Comme nous l’avons vu dans cette article, les petites choses font les grandes.


Les déclencheurs peuvent fonctionner pour tout type de produit, même les pires.


Dans la précédente partie, on a parlé de Capital Social et du principe que pour qu’on parle de vous, vous devez avoir un côté sensationnel.


C’est vrai, mais vous allez générer du bouche à oreille éphémère.


Si vous ajoutez des déclencheurs à votre produit, vous allez faire en sorte de développer le bouche à oreille pendant un moment.


De quoi parlent les gens, au quotidien ? Oui, vous avez sans doute des conversations très intéressantes.

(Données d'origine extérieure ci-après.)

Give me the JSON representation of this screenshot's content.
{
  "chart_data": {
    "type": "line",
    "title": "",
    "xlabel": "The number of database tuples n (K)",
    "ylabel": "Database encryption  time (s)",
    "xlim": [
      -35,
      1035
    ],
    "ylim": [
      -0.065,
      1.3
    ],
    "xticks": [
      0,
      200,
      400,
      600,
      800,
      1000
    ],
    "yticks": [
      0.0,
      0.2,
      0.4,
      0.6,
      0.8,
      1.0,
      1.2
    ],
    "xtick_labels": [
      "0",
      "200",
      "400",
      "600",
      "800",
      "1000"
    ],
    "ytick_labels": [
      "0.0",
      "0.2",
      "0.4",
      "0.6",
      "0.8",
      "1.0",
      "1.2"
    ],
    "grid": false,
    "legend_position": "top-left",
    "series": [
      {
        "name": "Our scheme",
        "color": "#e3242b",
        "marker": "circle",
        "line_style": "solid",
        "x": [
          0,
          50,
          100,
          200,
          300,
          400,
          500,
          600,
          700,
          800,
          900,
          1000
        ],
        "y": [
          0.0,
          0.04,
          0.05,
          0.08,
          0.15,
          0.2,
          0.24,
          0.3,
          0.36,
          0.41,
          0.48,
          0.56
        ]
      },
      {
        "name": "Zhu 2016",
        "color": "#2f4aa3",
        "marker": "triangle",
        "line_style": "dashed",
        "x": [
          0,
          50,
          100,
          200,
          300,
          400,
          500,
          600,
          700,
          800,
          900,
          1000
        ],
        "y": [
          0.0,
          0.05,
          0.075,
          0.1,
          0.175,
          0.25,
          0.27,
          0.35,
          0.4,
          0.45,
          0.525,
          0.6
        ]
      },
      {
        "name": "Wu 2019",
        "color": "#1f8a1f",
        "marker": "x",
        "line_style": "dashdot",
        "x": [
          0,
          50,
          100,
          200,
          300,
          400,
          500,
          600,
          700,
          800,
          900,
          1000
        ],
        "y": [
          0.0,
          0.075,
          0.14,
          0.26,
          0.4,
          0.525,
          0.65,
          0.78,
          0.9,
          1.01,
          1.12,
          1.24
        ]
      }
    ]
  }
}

Mais la plupart du temps, c’est uniquement du remplissage. 


Vous parlez de ce qui vous vient en tête à un moment donné.


Et ce qui vous vient en tête est influencé par un contexte, par un écosystème, par les choses qui vous entourent ou qui sont dites.


Si vous arrivez à vous inscrire dans ce contexte, alors les gens parleront de vous.

D’autres facteurs entrent en jeu

Les déclencheurs sont complexes … parce qu’ils sont simples. C’est un sujet compliqué à maîtriser.


Il est intéressant parce que peu mis en avant. Pourtant, c’est lui qui assure la pérennité de vos ventes.


Si on pense régulièrement à vous ou votre produit, vous allez vous développer sur le long terme.


L'ensemble des facteurs est expliqué dans le podcast.

"Les Déclencheurs vous permettent de maintenir le bouche à oreille sur le long terme, et d'éviter les retombées du buzz."

Chapitre 3 : 
Les Émotions


L'étude des articles populaires

Est-ce que toutes les émotions se valent ? Quelles sont les émotions qui encouragent le partagent et, au contraire, celles qui le neutralisent ?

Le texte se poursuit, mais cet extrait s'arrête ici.